On 5 July 2022 the Regional Court passed ruling No. A420275316 on whether interest rates charged on loans between related parties are arm’s length. The ruling emphasises the significance of the economic substance approach and strengthens the understanding of whether the Bank of Latvia (BOL) statistics are suitable for analysing transfer prices (interest rates).
In 2013 and 2014 a Latvian-registered taxpayer borrowed from related non-Latvian companies at a fixed interest rate of 6%. Seeking to demonstrate the arm’s length nature of the transaction in his transfer pricing documentation, the taxpayer chose the external comparable uncontrolled price method and selected statistics posted on the BOL website for short-term and long-term rates that credit institutions had charged on various loans made to non-financial companies.
During a tax audit, the State Revenue Service (SRS) found that in his financial transactions with related parties, the taxpayer had unjustifiably recalculated the data posted on the BOL website, computing average arithmetic quantities from the weighted average rates the BOL had already computed for various sets of loan transactions. And in selecting his comparables, the taxpayer had failed to consider significant lending factors such as the amount and timing. So the SRS adjusted the taxpayer’s comparables by selecting statistics from the BOL website that match the economic substance (the actual term and amount) of the transaction, and lowered the interest rate of 6% charged on the taxpayer’s controlled transactions to 3.66% and 4.14%, with adjustments being made to his corporate tax return.

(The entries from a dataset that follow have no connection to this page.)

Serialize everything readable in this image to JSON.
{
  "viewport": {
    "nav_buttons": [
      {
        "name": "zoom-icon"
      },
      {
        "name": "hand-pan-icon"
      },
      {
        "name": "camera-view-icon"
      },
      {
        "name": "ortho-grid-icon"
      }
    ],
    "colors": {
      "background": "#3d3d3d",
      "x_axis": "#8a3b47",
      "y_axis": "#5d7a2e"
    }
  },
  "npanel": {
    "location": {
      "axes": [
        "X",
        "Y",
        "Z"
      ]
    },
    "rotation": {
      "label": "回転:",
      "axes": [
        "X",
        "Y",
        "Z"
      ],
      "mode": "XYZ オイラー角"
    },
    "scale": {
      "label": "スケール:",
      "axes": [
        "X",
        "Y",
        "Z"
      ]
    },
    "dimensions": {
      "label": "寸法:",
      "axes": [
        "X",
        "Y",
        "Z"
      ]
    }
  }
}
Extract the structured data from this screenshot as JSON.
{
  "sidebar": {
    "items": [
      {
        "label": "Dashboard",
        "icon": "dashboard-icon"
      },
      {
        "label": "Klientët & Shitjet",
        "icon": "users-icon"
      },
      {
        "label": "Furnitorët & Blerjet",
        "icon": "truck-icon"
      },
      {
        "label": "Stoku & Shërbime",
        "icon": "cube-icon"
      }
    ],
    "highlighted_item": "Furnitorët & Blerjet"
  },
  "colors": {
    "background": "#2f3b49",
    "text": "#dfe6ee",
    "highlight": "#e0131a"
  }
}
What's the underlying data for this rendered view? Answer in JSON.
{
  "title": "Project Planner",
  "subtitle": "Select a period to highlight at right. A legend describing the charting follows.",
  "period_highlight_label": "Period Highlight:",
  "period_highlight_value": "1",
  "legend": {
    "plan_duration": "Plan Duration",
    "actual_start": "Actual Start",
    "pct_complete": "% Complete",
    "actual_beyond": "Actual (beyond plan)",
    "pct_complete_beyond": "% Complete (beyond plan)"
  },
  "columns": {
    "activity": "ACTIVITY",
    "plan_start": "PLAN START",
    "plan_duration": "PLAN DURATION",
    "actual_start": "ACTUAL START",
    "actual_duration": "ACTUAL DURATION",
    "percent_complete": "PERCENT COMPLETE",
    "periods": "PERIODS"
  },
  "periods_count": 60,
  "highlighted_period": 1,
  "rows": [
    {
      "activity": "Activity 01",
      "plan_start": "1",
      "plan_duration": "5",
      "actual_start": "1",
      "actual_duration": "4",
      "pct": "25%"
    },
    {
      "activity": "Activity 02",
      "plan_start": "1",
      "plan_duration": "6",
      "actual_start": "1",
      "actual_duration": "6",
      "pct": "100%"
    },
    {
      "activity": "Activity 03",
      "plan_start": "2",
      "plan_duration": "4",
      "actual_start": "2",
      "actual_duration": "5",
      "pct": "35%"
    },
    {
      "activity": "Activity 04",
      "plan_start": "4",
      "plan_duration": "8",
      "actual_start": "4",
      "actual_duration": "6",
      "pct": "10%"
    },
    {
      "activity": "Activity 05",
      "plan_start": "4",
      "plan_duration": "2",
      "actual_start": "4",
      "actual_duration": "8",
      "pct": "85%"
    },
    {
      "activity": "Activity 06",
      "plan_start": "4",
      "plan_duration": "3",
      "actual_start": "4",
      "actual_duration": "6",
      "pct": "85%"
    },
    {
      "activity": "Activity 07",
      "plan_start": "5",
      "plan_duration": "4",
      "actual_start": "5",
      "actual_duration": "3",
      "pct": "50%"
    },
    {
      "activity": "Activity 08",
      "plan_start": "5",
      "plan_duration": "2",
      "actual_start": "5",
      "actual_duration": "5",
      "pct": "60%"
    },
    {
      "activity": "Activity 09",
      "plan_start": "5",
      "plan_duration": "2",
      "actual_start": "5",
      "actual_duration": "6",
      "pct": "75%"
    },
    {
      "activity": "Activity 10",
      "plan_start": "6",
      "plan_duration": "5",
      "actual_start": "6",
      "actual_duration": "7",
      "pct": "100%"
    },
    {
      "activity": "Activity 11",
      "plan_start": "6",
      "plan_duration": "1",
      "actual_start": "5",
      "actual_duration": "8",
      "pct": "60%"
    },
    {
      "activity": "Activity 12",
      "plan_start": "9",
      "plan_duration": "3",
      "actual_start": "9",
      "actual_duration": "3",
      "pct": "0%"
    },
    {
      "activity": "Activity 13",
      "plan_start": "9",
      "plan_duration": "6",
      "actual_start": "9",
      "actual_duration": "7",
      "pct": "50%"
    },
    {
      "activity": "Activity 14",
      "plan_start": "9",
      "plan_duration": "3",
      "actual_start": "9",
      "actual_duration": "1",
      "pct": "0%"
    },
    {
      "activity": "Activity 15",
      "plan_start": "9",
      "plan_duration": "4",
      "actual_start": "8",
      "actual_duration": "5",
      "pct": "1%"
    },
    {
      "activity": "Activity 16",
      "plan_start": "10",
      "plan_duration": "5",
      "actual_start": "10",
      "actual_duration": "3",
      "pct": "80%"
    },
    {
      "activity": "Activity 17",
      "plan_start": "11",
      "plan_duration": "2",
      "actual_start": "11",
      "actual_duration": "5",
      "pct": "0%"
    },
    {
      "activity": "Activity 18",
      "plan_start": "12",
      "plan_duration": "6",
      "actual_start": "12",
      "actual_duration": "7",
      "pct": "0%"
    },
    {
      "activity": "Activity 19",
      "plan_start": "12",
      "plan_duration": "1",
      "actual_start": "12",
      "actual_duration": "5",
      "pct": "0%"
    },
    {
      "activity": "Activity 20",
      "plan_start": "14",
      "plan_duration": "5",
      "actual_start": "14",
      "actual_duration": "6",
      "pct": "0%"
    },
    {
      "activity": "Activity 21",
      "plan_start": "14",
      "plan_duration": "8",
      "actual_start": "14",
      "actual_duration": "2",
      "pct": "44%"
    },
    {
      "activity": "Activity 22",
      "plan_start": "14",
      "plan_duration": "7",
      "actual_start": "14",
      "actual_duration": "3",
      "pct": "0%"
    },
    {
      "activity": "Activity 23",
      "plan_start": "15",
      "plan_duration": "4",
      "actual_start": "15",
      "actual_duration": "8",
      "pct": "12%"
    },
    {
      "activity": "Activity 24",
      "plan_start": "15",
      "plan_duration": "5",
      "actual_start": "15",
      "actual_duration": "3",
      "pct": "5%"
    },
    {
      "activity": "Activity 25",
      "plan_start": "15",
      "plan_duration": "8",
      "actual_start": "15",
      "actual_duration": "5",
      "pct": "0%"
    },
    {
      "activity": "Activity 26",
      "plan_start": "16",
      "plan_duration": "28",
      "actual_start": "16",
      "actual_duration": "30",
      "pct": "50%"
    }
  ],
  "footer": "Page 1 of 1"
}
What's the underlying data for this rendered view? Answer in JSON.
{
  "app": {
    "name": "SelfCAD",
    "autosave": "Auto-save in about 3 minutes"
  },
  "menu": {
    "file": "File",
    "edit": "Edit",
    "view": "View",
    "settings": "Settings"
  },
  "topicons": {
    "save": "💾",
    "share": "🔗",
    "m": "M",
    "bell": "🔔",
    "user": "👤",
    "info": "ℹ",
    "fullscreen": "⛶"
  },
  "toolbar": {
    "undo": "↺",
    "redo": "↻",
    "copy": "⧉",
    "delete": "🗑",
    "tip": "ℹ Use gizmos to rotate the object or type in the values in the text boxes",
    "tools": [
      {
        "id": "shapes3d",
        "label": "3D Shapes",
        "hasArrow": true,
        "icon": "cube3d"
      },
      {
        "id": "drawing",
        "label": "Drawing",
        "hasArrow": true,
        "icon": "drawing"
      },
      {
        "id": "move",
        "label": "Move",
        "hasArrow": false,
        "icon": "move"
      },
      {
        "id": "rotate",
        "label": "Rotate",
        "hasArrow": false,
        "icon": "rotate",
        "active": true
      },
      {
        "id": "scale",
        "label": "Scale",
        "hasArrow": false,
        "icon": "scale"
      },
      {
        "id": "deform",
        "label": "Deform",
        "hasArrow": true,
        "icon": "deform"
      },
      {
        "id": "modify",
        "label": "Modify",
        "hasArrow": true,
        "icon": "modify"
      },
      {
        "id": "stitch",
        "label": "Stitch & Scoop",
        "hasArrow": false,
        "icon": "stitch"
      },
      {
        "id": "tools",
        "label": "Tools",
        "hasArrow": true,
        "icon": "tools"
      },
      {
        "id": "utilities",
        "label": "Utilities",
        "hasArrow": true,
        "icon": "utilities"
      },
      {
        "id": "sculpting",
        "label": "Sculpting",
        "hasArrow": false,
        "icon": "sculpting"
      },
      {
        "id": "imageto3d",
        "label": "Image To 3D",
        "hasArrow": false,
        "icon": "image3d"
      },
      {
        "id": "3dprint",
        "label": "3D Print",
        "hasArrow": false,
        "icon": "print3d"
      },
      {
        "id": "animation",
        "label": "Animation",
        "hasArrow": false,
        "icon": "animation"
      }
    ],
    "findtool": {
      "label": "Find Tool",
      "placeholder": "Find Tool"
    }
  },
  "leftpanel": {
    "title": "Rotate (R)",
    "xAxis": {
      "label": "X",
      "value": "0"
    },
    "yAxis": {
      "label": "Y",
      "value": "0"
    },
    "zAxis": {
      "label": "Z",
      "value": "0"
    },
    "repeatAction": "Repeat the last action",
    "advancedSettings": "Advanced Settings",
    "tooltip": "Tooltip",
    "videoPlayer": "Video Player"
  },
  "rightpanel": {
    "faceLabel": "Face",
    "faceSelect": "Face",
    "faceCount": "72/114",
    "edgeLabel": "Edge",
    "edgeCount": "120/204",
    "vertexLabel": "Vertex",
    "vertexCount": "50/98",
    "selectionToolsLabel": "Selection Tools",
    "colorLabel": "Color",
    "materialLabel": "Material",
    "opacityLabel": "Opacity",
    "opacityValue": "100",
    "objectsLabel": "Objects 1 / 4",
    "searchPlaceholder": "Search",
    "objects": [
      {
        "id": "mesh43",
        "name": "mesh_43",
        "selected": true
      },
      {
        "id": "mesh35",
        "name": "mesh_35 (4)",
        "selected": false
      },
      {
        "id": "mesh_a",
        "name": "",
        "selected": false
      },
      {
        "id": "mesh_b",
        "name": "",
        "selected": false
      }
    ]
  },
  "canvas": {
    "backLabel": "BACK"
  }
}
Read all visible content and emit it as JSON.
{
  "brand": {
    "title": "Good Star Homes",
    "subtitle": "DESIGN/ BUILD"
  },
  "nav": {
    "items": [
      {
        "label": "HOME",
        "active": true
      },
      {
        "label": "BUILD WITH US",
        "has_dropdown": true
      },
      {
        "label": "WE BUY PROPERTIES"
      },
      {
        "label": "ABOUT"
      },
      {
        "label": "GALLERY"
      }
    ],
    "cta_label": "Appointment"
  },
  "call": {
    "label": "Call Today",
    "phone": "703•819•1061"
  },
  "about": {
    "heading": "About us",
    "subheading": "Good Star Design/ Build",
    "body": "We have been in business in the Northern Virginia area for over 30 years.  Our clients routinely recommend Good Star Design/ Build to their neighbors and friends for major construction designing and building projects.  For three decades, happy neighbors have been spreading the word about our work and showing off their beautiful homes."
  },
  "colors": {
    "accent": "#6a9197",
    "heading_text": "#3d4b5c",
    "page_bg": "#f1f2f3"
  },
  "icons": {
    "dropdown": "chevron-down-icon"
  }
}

The case involved a dispute over which of the BOL statistics compare with the taxpayer’s transactions and whether the rate of 6% charged on them is arm’s length.
According to the ruling, the SRS must accept the taxpayer’s chosen method unless he has made significant mistakes in choosing it. BOL statistics for bank loan interest rates may be used where the comparable uncontrolled price method is applied.
Using the external comparable uncontrolled price method requires a critical assessment of the economic substance of the transaction. The taxpayer had incorrectly chosen his comparables, given the duration and amount of the transaction. In both loans the term exceeded one year, so short-term interest rates couldn’t be used as comparables. And the BOL’s weighted average rates already reflect the average, so the taxpayer didn’t have to compute those values.
In view of this, the court found the SRS had correctly computed the taxpayer’s related-party interest rates and validly adjusted his corporate tax return.